Léa Henaux (Exeter,2020) says helping out in the Junior School is all about paying it forward.
When I look back at my time at Aiglon, one thing that stands out is the support that I got from my fellow students. When I was making my IB choices in Year 12, for example, our house captain, Frankie, helped me a lot. She listened to all my questions, she helped me work out how to arrange my time, and she suggested teachers who could help me. So, when I heard about the role of Academic Peer Mentor, I thought it was a great idea and decided to pay it forward.
Being a Peer Mentor is similar to the ‘big sister’ role, but more academically focused. Usually it’s giving advice on things like how to communicate effectively with teachers, revision time and help with subjects. It’s particularly useful when you are transitioning from GCSE to IB and you can get stressed thinking about which subjects to choose, what you should be doing with regard to university applications and so on. It can sometimes feel like very unfamiliar ground.
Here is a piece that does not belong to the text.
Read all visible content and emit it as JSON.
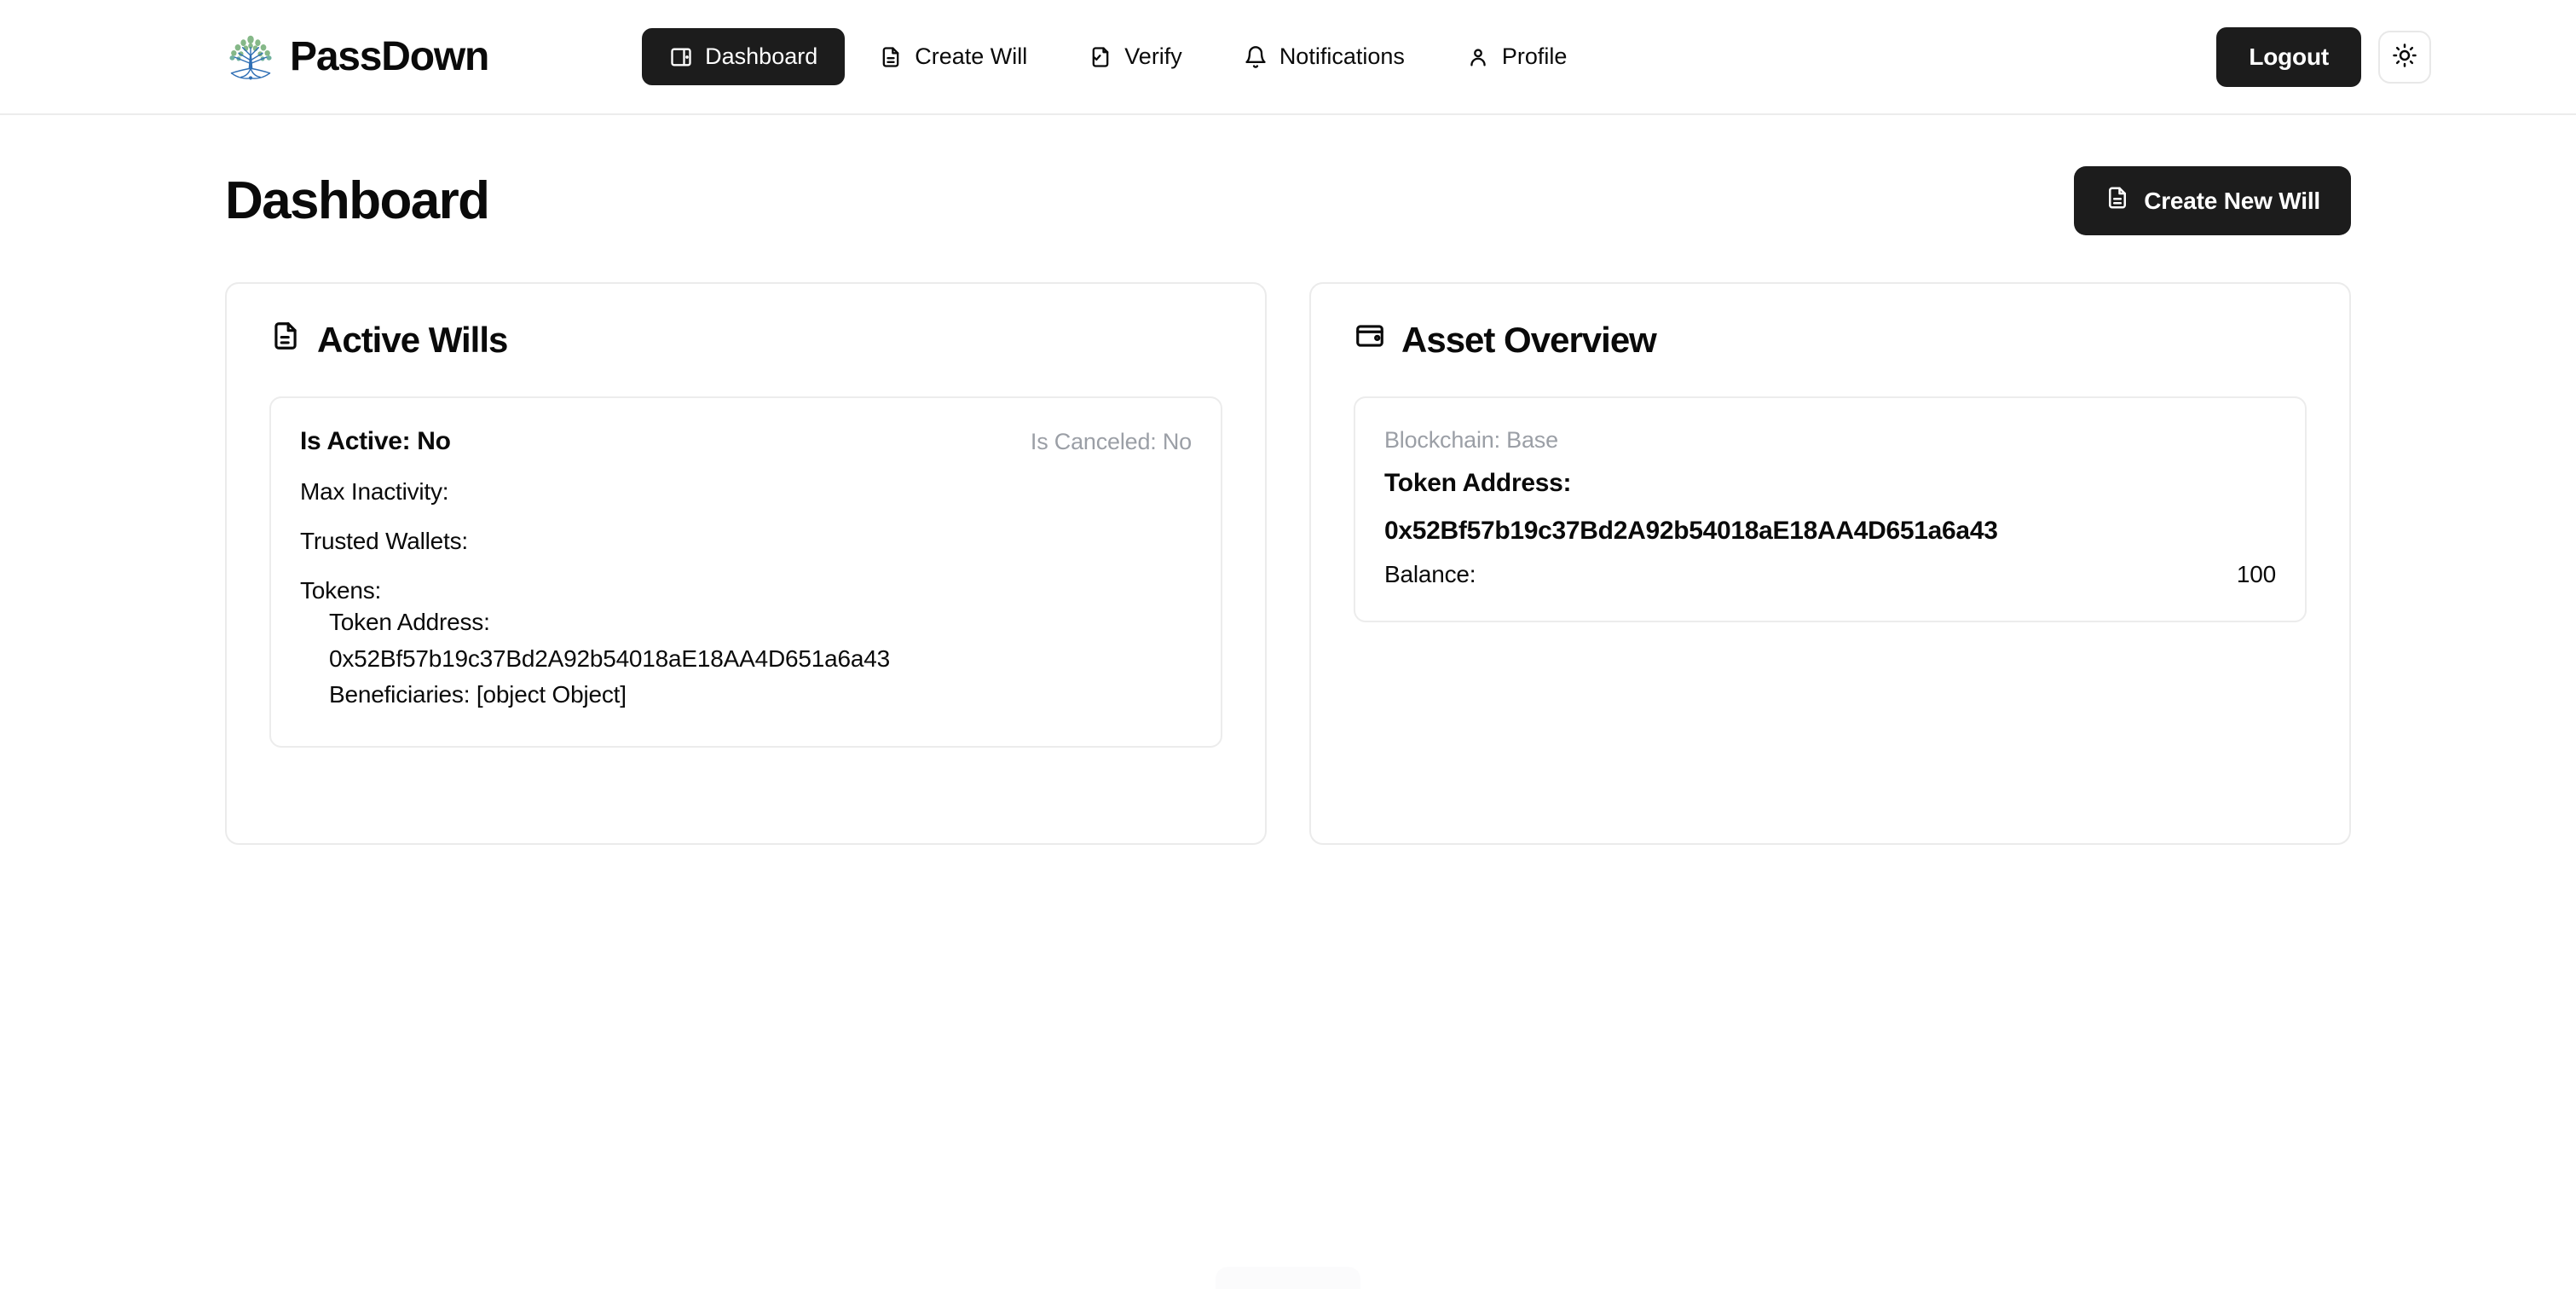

For example, not long ago one of the GCSE students was very worried about making the wrong decision with her options; it felt like a very big deal to her. She came to me and we had a long chat, going through all her options one by one and thinking about how they might impact her university life. I reassured her that she had plenty of time to think about it and that she could change her options – and I think that helped her.
The most challenging part of the role is getting students to come to you if they have a problem. It’s no bother to me – I love talking to them about their problems! So, we make it very informal. Most of the time, a meeting is just someone coming to me to have a chat, or me going to someone’s room and just checking in on them. As we do it in houses, it’s easy to let students know that we are constantly available.
I’ve already used my experience as a mentor to get an internship in a school, so I’m sure it will help me in later life. But it’s also just great fun. I do a lot of work with younger students, helping out in the Junior School with French lessons, for example. I’m very close to the girls in my house. I love getting to know them in a deeper way, and it’s good to know that they have someone they can trust. All the girls in my house know I’m always there for them.